Question:
If $f \in C^2([0,1])$, then prove that $h(x)=\frac{f(x)}{x^{1/2}}- \frac{f(0)}{x^{1/2}}- x^{1/2}f'(0)$ is in $C^1([0,1])$
Answer:
My best attempt from now.
1-
I have tried different ways below one of my attempt that is not conclusive.
$h'(x) = \frac{f'(x)}{x^{1/2}}-\frac{f(x)}{2x^{3/2}}+\frac{f(0)}{2x^{3/2}}-\frac{f'(0)}{2x^{1/2}}=\frac{2xf'(x)-xf'(0)-f(x)-f(0)}{2x^{3/2}}$
So the only difficult point for the continuity is at $x=0$.
2-
Let us write $f(x)=f(0)+f'(0)x+O(x^2)$ and $f'(x)=f'(0)+O(x)$. Now replace this in the formula of $h'(x)$. We get:
$h'(x)=\frac{2xf'(0)+2xO(x)-xf'(0)-f(0)-f'(0)x-O(x^2)-f(0)}{2x^{3/2}}=\frac{-2f(0)+O(x^2)}{2x^{3/2}}=\frac{O(x^2)}{x^{3/2}}=O(x^{1/2})$
Is this correct? (mainly the part "2-").
Indeed I feel a weakness in my prove as I ve written: $\frac{-2f(0)+O(x^2)}{2x^{3/2}}=\frac{O(x^2)}{x^{3/2}}$ and i am not sure it this is true as $\frac{-2f(0)+O(x^2)}{2x^{3/2}}= \frac{-2f(0)}{2x^{3/2}}+\frac{O(x^2)}{2x^{3/2}}$ and $\frac{-2f(0)}{2x^{3/2}}$ goes to $+/- \infty$ when $x \rightarrow 0$ .

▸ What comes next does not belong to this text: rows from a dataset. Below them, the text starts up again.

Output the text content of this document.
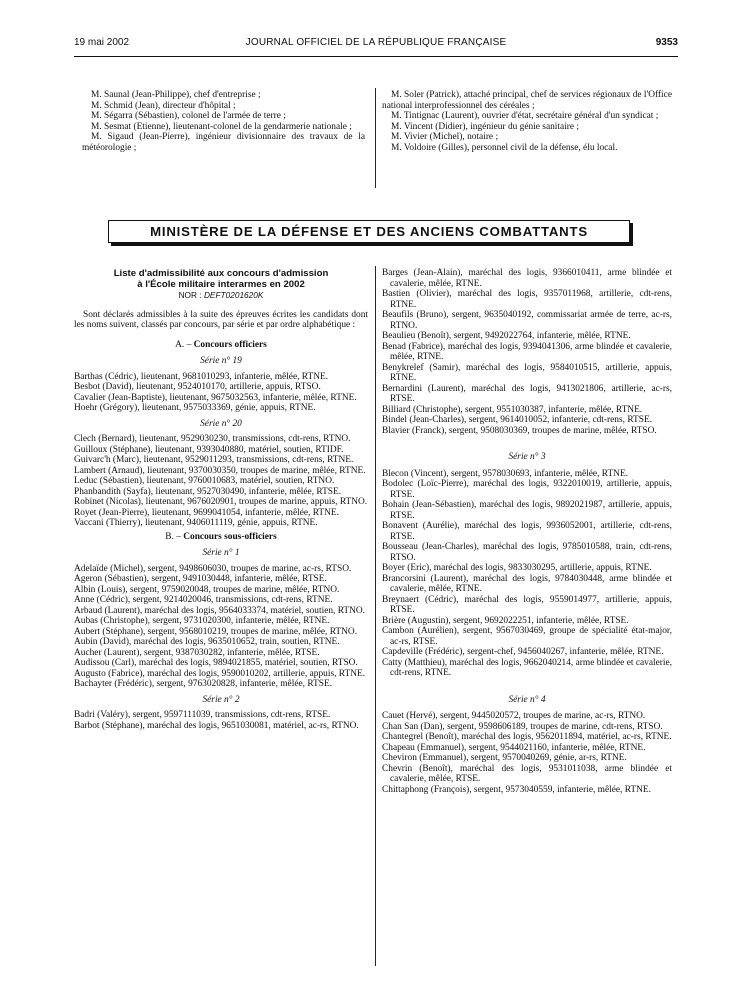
19 mai 2002	JOURNAL OFFICIEL DE LA RÉPUBLIQUE FRANÇAISE	9353
M. Saunal (Jean-Philippe), chef d'entreprise ;
M. Schmid (Jean), directeur d'hôpital ;
M. Ségarra (Sébastien), colonel de l'armée de terre ;
M. Sesmat (Etienne), lieutenant-colonel de la gendarmerie nationale ;
M. Sigaud (Jean-Pierre), ingénieur divisionnaire des travaux de la météorologie ;
M. Soler (Patrick), attaché principal, chef de services régionaux de l'Office national interprofessionnel des céréales ;
M. Tintignac (Laurent), ouvrier d'état, secrétaire général d'un syndicat ;
M. Vincent (Didier), ingénieur du génie sanitaire ;
M. Vivier (Michel), notaire ;
M. Voldoire (Gilles), personnel civil de la défense, élu local.
MINISTÈRE DE LA DÉFENSE ET DES ANCIENS COMBATTANTS
Liste d'admissibilité aux concours d'admission
à l'École militaire interarmes en 2002
NOR : DEFT0201620K
Sont déclarés admissibles à la suite des épreuves écrites les candidats dont les noms suivent, classés par concours, par série et par ordre alphabétique :
A. – Concours officiers
Série n° 19
Barthas (Cédric), lieutenant, 9681010293, infanterie, mêlée, RTNE.
Besbot (David), lieutenant, 9524010170, artillerie, appuis, RTSO.
Cavalier (Jean-Baptiste), lieutenant, 9675032563, infanterie, mêlée, RTNE.
Hoehr (Grégory), lieutenant, 9575033369, génie, appuis, RTNE.
Série n° 20
Clech (Bernard), lieutenant, 9529030230, transmissions, cdt-rens, RTNO.
Guilloux (Stéphane), lieutenant, 9393040880, matériel, soutien, RTIDF.
Guivarc'h (Marc), lieutenant, 9529011293, transmissions, cdt-rens, RTNE.
Lambert (Arnaud), lieutenant, 9370030350, troupes de marine, mêlée, RTNE.
Leduc (Sébastien), lieutenant, 9760010683, matériel, soutien, RTNO.
Phanbandith (Sayfa), lieutenant, 9527030490, infanterie, mêlée, RTSE.
Robinet (Nicolas), lieutenant, 9676020901, troupes de marine, appuis, RTNO.
Royet (Jean-Pierre), lieutenant, 9699041054, infanterie, mêlée, RTNE.
Vaccani (Thierry), lieutenant, 9406011119, génie, appuis, RTNE.
B. – Concours sous-officiers
Série n° 1
Adelaïde (Michel), sergent, 9498606030, troupes de marine, ac-rs, RTSO.
Ageron (Sébastien), sergent, 9491030448, infanterie, mêlée, RTSE.
Albin (Louis), sergent, 9759020048, troupes de marine, mêlée, RTNO.
Anne (Cédric), sergent, 9214020046, transmissions, cdt-rens, RTNE.
Arbaud (Laurent), maréchal des logis, 9564033374, matériel, soutien, RTNO.
Aubas (Christophe), sergent, 9731020300, infanterie, mêlée, RTNE.
Aubert (Stéphane), sergent, 9568010219, troupes de marine, mêlée, RTNO.
Aubin (David), maréchal des logis, 9635010652, train, soutien, RTNE.
Aucher (Laurent), sergent, 9387030282, infanterie, mêlée, RTSE.
Audissou (Carl), maréchal des logis, 9894021855, matériel, soutien, RTSO.
Augusto (Fabrice), maréchal des logis, 9590010202, artillerie, appuis, RTNE.
Bachayter (Frédéric), sergent, 9763020828, infanterie, mêlée, RTSE.
Série n° 2
Badri (Valéry), sergent, 9597111039, transmissions, cdt-rens, RTSE.
Barbot (Stéphane), maréchal des logis, 9651030081, matériel, ac-rs, RTNO.
Barges (Jean-Alain), maréchal des logis, 9366010411, arme blindée et cavalerie, mêlée, RTNE.
Bastien (Olivier), maréchal des logis, 9357011968, artillerie, cdt-rens, RTNE.
Beaufils (Bruno), sergent, 9635040192, commissariat armée de terre, ac-rs, RTNO.
Beaulieu (Benoît), sergent, 9492022764, infanterie, mêlée, RTNE.
Benad (Fabrice), maréchal des logis, 9394041306, arme blindée et cavalerie, mêlée, RTNE.
Benykrelef (Samir), maréchal des logis, 9584010515, artillerie, appuis, RTNE.
Bernardini (Laurent), maréchal des logis, 9413021806, artillerie, ac-rs, RTSE.
Billiard (Christophe), sergent, 9551030387, infanterie, mêlée, RTNE.
Bindel (Jean-Charles), sergent, 9614010052, infanterie, cdt-rens, RTSE.
Blavier (Franck), sergent, 9508030369, troupes de marine, mêlée, RTSO.
Série n° 3
Blecon (Vincent), sergent, 9578030693, infanterie, mêlée, RTNE.
Bodolec (Loïc-Pierre), maréchal des logis, 9322010019, artillerie, appuis, RTSE.
Bohain (Jean-Sébastien), maréchal des logis, 9892021987, artillerie, appuis, RTSE.
Bonavent (Aurélie), maréchal des logis, 9936052001, artillerie, cdt-rens, RTSE.
Bousseau (Jean-Charles), maréchal des logis, 9785010588, train, cdt-rens, RTSO.
Boyer (Eric), maréchal des logis, 9833030295, artillerie, appuis, RTNE.
Brancorsini (Laurent), maréchal des logis, 9784030448, arme blindée et cavalerie, mêlée, RTNE.
Breynaert (Cédric), maréchal des logis, 9559014977, artillerie, appuis, RTSE.
Brière (Augustin), sergent, 9692022251, infanterie, mêlée, RTSE.
Cambon (Aurélien), sergent, 9567030469, groupe de spécialité état-major, ac-rs, RTSE.
Capdeville (Frédéric), sergent-chef, 9456040267, infanterie, mêlée, RTNE.
Catty (Matthieu), maréchal des logis, 9662040214, arme blindée et cavalerie, cdt-rens, RTNE.
Série n° 4
Cauet (Hervé), sergent, 9445020572, troupes de marine, ac-rs, RTNO.
Chan San (Dan), sergent, 9598606189, troupes de marine, cdt-rens, RTSO.
Chantegrel (Benoît), maréchal des logis, 9562011894, matériel, ac-rs, RTNE.
Chapeau (Emmanuel), sergent, 9544021160, infanterie, mêlée, RTNE.
Cheviron (Emmanuel), sergent, 9570040269, génie, ar-rs, RTNE.
Chevrin (Benoît), maréchal des logis, 9531011038, arme blindée et cavalerie, mêlée, RTSE.
Chittaphong (François), sergent, 9573040559, infanterie, mêlée, RTNE.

I've tried too using L'hopital's rule but it doesn't work. Any help will be appreciated.
EDIT: As I made a calculation error I've edited my post. I will be happy to know if it is correct.
More over I am not totally sure on how work a demonstration of the continuity using big $O$ notation just like the one I've just written. Thus I will be happy to have a more/rigorous explanation about it.
After the review of an other person (that I greatly thank) I ve made an error at the numerator where it is $+f(0)$. And in fact this is what we get.
1-
I have tried different ways below one of my attempt that is not conclusive.
$h'(x) = \frac{f'(x)}{x^{1/2}}-\frac{f(x)}{2x^{3/2}}+\frac{f(0)}{2x^{3/2}}-\frac{f'(0)}{2x^{1/2}}=\frac{2xf'(x)-xf'(0)-f(x)-f(0)}{2x^{3/2}}$
So the only difficult point for the continuity is at $x=0$.
2-
Let writte $f(x)=f(0)+f'(0)x+O(x^2)$ and $f'(x)=f'(0)+O(x)$ now replace this in the formula of $h(x')$. We get:
$h'(x)=\frac{2xf'(0)+2xO(x)-xf'(0)-f(0)-f'(0)x-O(x^2)+f(0)}{2x^{3/2}}=\frac{O(x^2)}{2x^{3/2}}=\frac{O(x^2)}{x^{3/2}}=O(x^{1/2})$
In such a case my answer is correct.